Did the change in regulation of resident duty hours disrupt patient care? In previous work, there was little indication that it affected patient survival.7, 8, 24
We now report the results of our examination of a measure of consequential but non-lethal disruption, namely the chance of a prolonged stay. The prolongation point is the day when the discharge rate starts to decelerate. Prolonged stays may result from complications that occur in the hospital, from inefficiencies in care, from high levels of acuity, or from various combinations of these events. Did prolonged stays become more or less common at teaching-intensive hospitals once resident duty hours were restricted? Some have argued that worse continuity of care would be disruptive, and logically could lead to longer stays.3–5
Others have suggested that reduced duty hours would increase the workload of residents when they were on call, possibly leading to longer stays because of increased errors or omissions.25
Still others have argued that more alert residents may commit fewer errors and potentially increase the discharge rate, thereby shortening length of stay.6
The good news from this study was that when analyzing prolonged stay we generally found results consistent with our previous mortality findings. Overall, the resident duty hour regulations of 2003 do not appear to have unfavorably changed the processes of care that lead to prolonged stays. Although some further investigation may be warranted for vascular surgery, our findings should provide reassurance that in both the non-Federal and VA hospital systems, the typical hospital had the resilience to provide services with similar efficiency despite major changes in staffing and care models that accompanied these regulatory shocks.
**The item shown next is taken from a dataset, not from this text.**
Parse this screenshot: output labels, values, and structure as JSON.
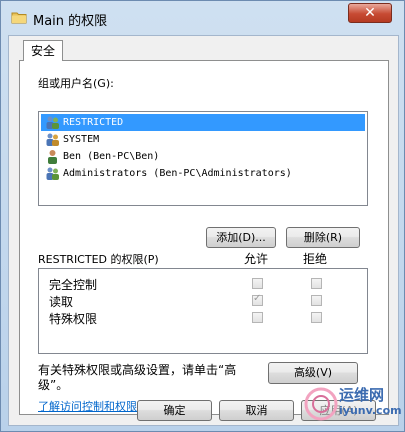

There are limitations to this report. Although we report on a large sample size based on administrative data, we lack detailed clinical data that may be present in the chart but not available to us for modeling. Furthermore, the VA experience may not be generalizable to the rest of the population because of differences between the VA patient population and the general US population (as was observed in ) and because VA hospitals are much more teaching intensive than non-VA hospitals. However, we examined the VA system precisely because it is so resident intensive, and for this reason examined in parallel Medicare patients cared for at any acute care hospital across the country, which are representative of the US healthcare system. Furthermore, we were not able to evaluate potential mediators of the impact of the resident duty hour reforms, such as the adoption of hospitalist models or changes in nurse staffing that were intended to compensate for the reduced availability of resident physician.
Further work will be required to better understand how hospitals successfully adapted to these changes, since there will, no doubt, be future calls for further changes in the workforce that cares for inpatients throughout the country. While the duty hour reforms of 2003 did not appear to have great impact on the probability of prolonged stays, we don’t know whether this is because there was a counterbalancing of the beneficial effects of reduced sleep deprivation25–27
with the detrimental effects of worsened continuity28, 29
or increased work intensity.25
The design of the duty hour reforms still allowed acute sleep deprivations as residents could work 30 hours in a row 25
and this may have contributed to the lack of observed changes in outcomes. Some hospitals reacted to the duty hour reforms by providing other caregivers to fill the gap left by the reduction in resident hours.29
Future study and testing of different approaches to duty hour reform will be needed to determine how to optimize patient safety and the efficiency of care—and to determine whether these reforms have other indirect effects on our health care system, the education of our healthcare professionals, and the health and satisfaction of our patients.